Sulla testa del cadavere della studentessa di Abbiategrasso, Cecilia Beretta, trovato ieri nel Po, è stato trovato un foro sospetto che potrebbe far orientare le indagini verso l’omicidio. La ragazza scomparsa da Pavia, dove si era trasferita per frequentare la facoltà di farmacia, nella notte tra il 16 e il 17 ottobre dopo una cena con amici, aveva lasciato tre lettere che avevano fatto pensare a un allontanamento volontario, tragicamente smentito dal ritrovamento del suo cadavere.

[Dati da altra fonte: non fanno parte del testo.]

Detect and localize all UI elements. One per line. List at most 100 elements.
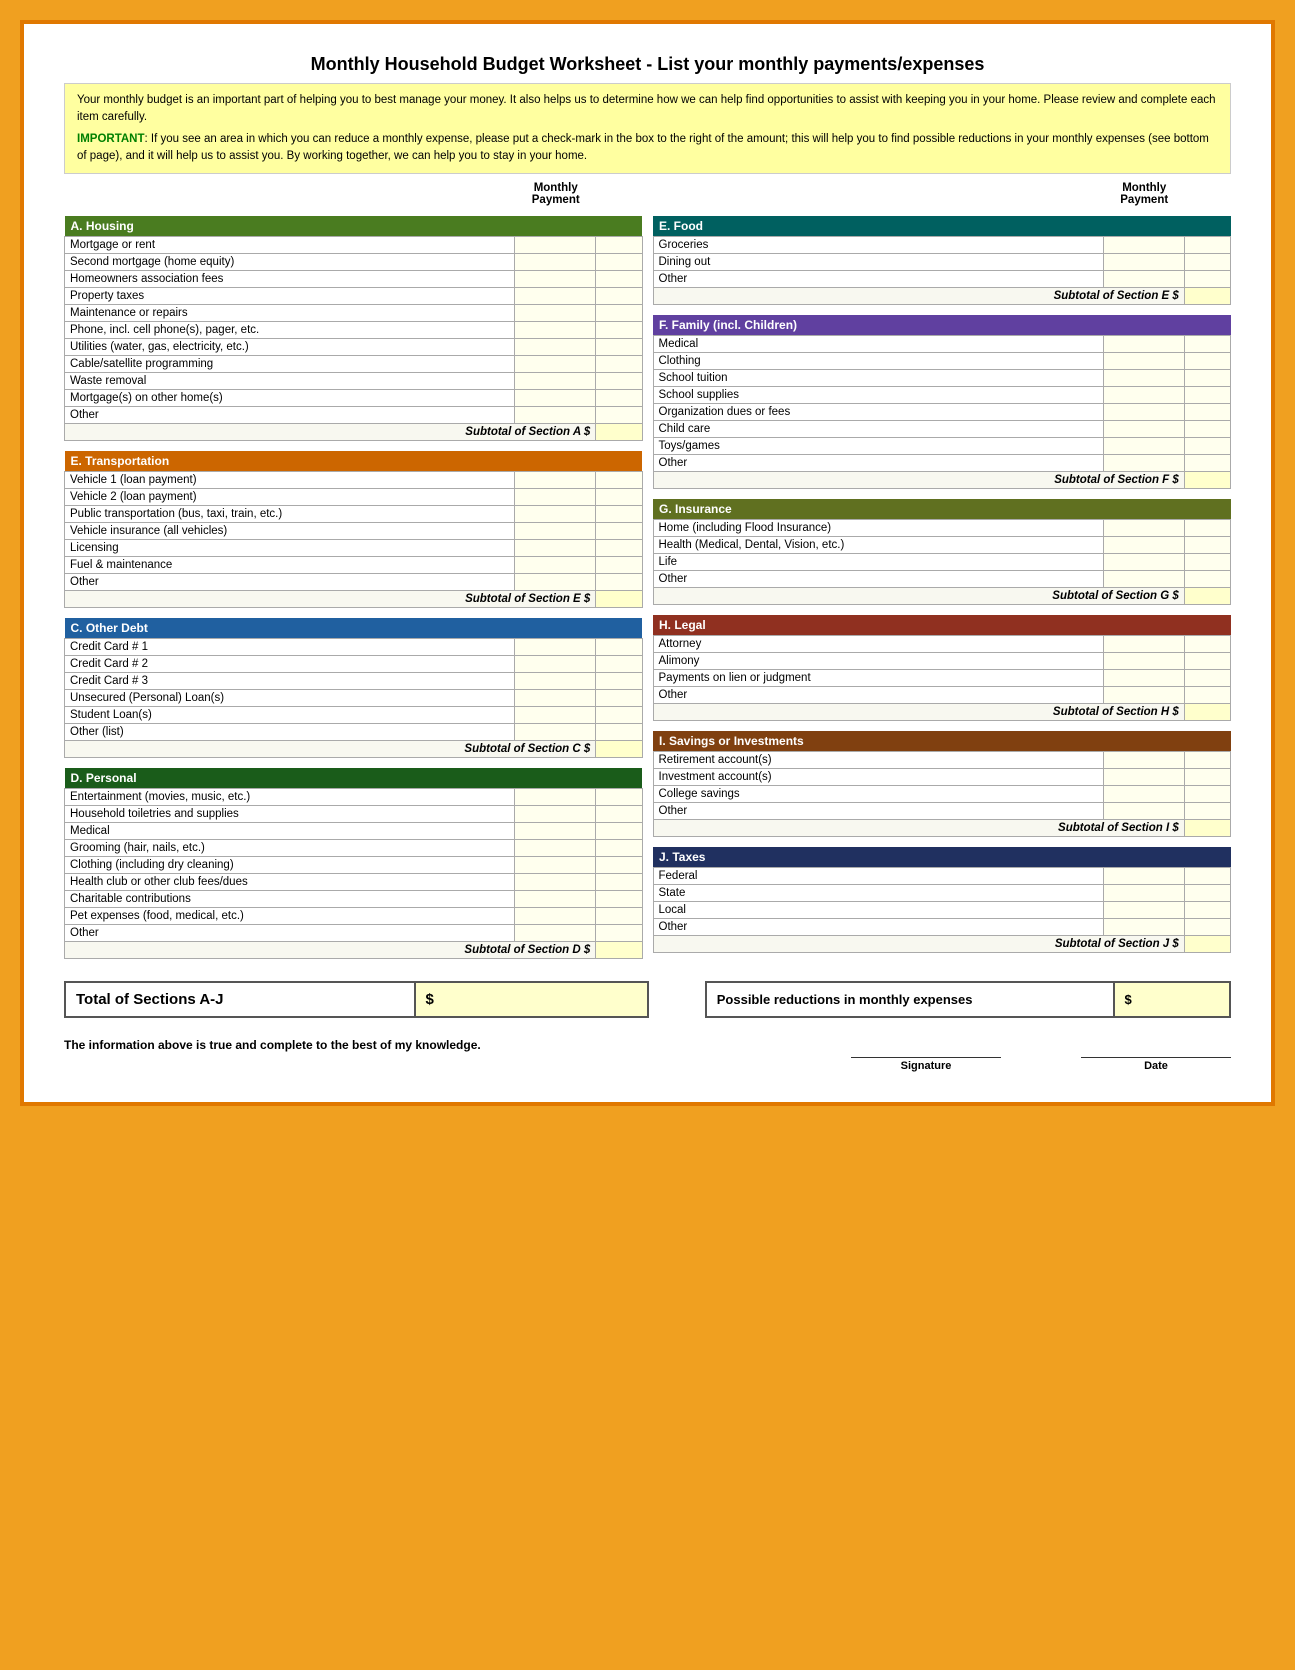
signature-field[interactable]: Signature	[851, 1057, 1001, 1072]
possible-reductions-label: Possible reductions in monthly expenses	[706, 982, 1114, 1017]
table-row: Grooming (hair, nails, etc.)	[65, 840, 643, 857]
table-row: School tuition	[653, 370, 1231, 387]
section-i-table: I. Savings or Investments Retirement acc…	[653, 731, 1232, 837]
table-row: Household toiletries and supplies	[65, 806, 643, 823]
section-f-header: F. Family (incl. Children)	[653, 315, 1231, 336]
monthly-payment-header-left: MonthlyPayment	[515, 182, 596, 206]
section-food-header-row: E. Food	[653, 216, 1231, 237]
table-row: Property taxes	[65, 288, 643, 305]
subtotal-d-row: Subtotal of Section D $	[65, 942, 643, 959]
section-a-header-row: A. Housing	[65, 216, 643, 237]
table-row: Licensing	[65, 540, 643, 557]
section-f-table: F. Family (incl. Children) Medical Cloth…	[653, 315, 1232, 489]
table-row: Maintenance or repairs	[65, 305, 643, 322]
table-row: Other	[653, 803, 1231, 820]
table-row: Other	[65, 925, 643, 942]
subtotal-h-row: Subtotal of Section H $	[653, 704, 1231, 721]
subtotal-f-row: Subtotal of Section F $	[653, 472, 1231, 489]
subtotal-j-row: Subtotal of Section J $	[653, 936, 1231, 953]
table-row: Groceries	[653, 237, 1231, 254]
table-row: Other	[65, 574, 643, 591]
date-field[interactable]: Date	[1081, 1057, 1231, 1072]
table-row: Medical	[65, 823, 643, 840]
table-row: Federal	[653, 868, 1231, 885]
section-transport-table: E. Transportation Vehicle 1 (loan paymen…	[64, 451, 643, 608]
table-row: School supplies	[653, 387, 1231, 404]
section-h-header-row: H. Legal	[653, 615, 1231, 636]
important-label: IMPORTANT	[77, 133, 145, 145]
section-d-table: D. Personal Entertainment (movies, music…	[64, 768, 643, 959]
subtotal-g-row: Subtotal of Section G $	[653, 588, 1231, 605]
section-h-header: H. Legal	[653, 615, 1231, 636]
total-amount-cell[interactable]: $	[415, 982, 648, 1017]
possible-reductions-amount[interactable]: $	[1114, 982, 1231, 1017]
subtotal-c-row: Subtotal of Section C $	[65, 741, 643, 758]
total-row: Total of Sections A-J $ Possible reducti…	[65, 982, 1230, 1017]
section-c-header: C. Other Debt	[65, 618, 643, 639]
section-a-header-table: MonthlyPayment	[64, 182, 643, 206]
table-row: Credit Card # 1	[65, 639, 643, 656]
table-row: Fuel & maintenance	[65, 557, 643, 574]
monthly-payment-header-right: MonthlyPayment	[1104, 182, 1185, 206]
table-row: Unsecured (Personal) Loan(s)	[65, 690, 643, 707]
section-a-table: A. Housing Mortgage or rent Second mortg…	[64, 216, 643, 441]
section-transport-header: E. Transportation	[65, 451, 643, 472]
table-row: College savings	[653, 786, 1231, 803]
table-row: Mortgage or rent	[65, 237, 643, 254]
table-row: Phone, incl. cell phone(s), pager, etc.	[65, 322, 643, 339]
table-row: Charitable contributions	[65, 891, 643, 908]
table-row: Medical	[653, 336, 1231, 353]
table-row: Home (including Flood Insurance)	[653, 520, 1231, 537]
table-row: State	[653, 885, 1231, 902]
table-row: Other (list)	[65, 724, 643, 741]
table-row: Second mortgage (home equity)	[65, 254, 643, 271]
table-row: Credit Card # 3	[65, 673, 643, 690]
intro-line1: Your monthly budget is an important part…	[77, 92, 1218, 127]
section-c-table: C. Other Debt Credit Card # 1 Credit Car…	[64, 618, 643, 758]
section-i-header: I. Savings or Investments	[653, 731, 1231, 752]
table-row: Other	[65, 407, 643, 424]
section-f-header-row: F. Family (incl. Children)	[653, 315, 1231, 336]
table-row: Clothing (including dry cleaning)	[65, 857, 643, 874]
table-row: Utilities (water, gas, electricity, etc.…	[65, 339, 643, 356]
table-row: Attorney	[653, 636, 1231, 653]
section-d-header-row: D. Personal	[65, 768, 643, 789]
total-table: Total of Sections A-J $ Possible reducti…	[64, 981, 1231, 1018]
page: Monthly Household Budget Worksheet - Lis…	[20, 20, 1275, 1106]
section-d-header: D. Personal	[65, 768, 643, 789]
section-transport-header-row: E. Transportation	[65, 451, 643, 472]
signature-area: Signature Date	[64, 1057, 1231, 1072]
table-row: Other	[653, 271, 1231, 288]
table-row: Homeowners association fees	[65, 271, 643, 288]
left-column: MonthlyPayment A. Housing Mortgage or re…	[64, 182, 643, 969]
section-g-header: G. Insurance	[653, 499, 1231, 520]
table-row: Investment account(s)	[653, 769, 1231, 786]
table-row: Payments on lien or judgment	[653, 670, 1231, 687]
section-food-table: E. Food Groceries Dining out Other	[653, 216, 1232, 305]
table-row: Student Loan(s)	[65, 707, 643, 724]
subtotal-food-row: Subtotal of Section E $	[653, 288, 1231, 305]
section-e-header-table: MonthlyPayment	[653, 182, 1232, 206]
section-g-header-row: G. Insurance	[653, 499, 1231, 520]
table-row: Public transportation (bus, taxi, train,…	[65, 506, 643, 523]
table-row: Life	[653, 554, 1231, 571]
section-food-header: E. Food	[653, 216, 1231, 237]
total-section: Total of Sections A-J $ Possible reducti…	[64, 981, 1231, 1018]
signature-statement: The information above is true and comple…	[64, 1038, 1231, 1052]
signature-label: Signature	[901, 1060, 952, 1072]
title-main: Monthly Household Budget Worksheet	[311, 54, 642, 74]
section-j-table: J. Taxes Federal State Local	[653, 847, 1232, 953]
table-row: Alimony	[653, 653, 1231, 670]
header-row: MonthlyPayment	[64, 182, 643, 206]
table-row: Other	[653, 455, 1231, 472]
section-g-table: G. Insurance Home (including Flood Insur…	[653, 499, 1232, 605]
main-content: MonthlyPayment A. Housing Mortgage or re…	[64, 182, 1231, 969]
table-row: Entertainment (movies, music, etc.)	[65, 789, 643, 806]
table-row: Health (Medical, Dental, Vision, etc.)	[653, 537, 1231, 554]
title-subtitle: - List your monthly payments/expenses	[641, 54, 984, 74]
date-label: Date	[1144, 1060, 1168, 1072]
table-row: Retirement account(s)	[653, 752, 1231, 769]
section-a-header: A. Housing	[65, 216, 643, 237]
right-column: MonthlyPayment E. Food Groceries Dining …	[653, 182, 1232, 969]
total-label: Total of Sections A-J	[65, 982, 415, 1017]
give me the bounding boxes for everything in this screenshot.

Al momento gli inquirenti non escludono quindi né la pista del suicidio né quella dell’omicidio: la giovane potrebbe essersi buttata volontariamente nelle acque del Po, oppure esserci stata gettata. Tutto da spiegare il fatto che il suo corpo fosse completamente nudo e il foro alla testa, con molta probabilità causato da un colpo di pistola.

Gli inquirenti sottoporrano a interrogatorio, nei prossimi giorni, tutti gli amici della ragazza, primi fra tutti quelli che avevano cenato con lei la sera del 16 ottobre, mentre la Procura potrebbe anche decidere di disporre una perizia calligrafica sulle tre lettere lasciate da Cecilia ai suoi familiari prima di sparire nel nulla, nel testo delle quali la 25enne esprimeva il grande affetto che la legava ai genitori e ai fratelli ma anche l’esigenza di voler cambiare vita,infatti in una delle tre, aveva persino specificato di voler lasciare l’Europa perché le riusciva impossibile continuare a viverci.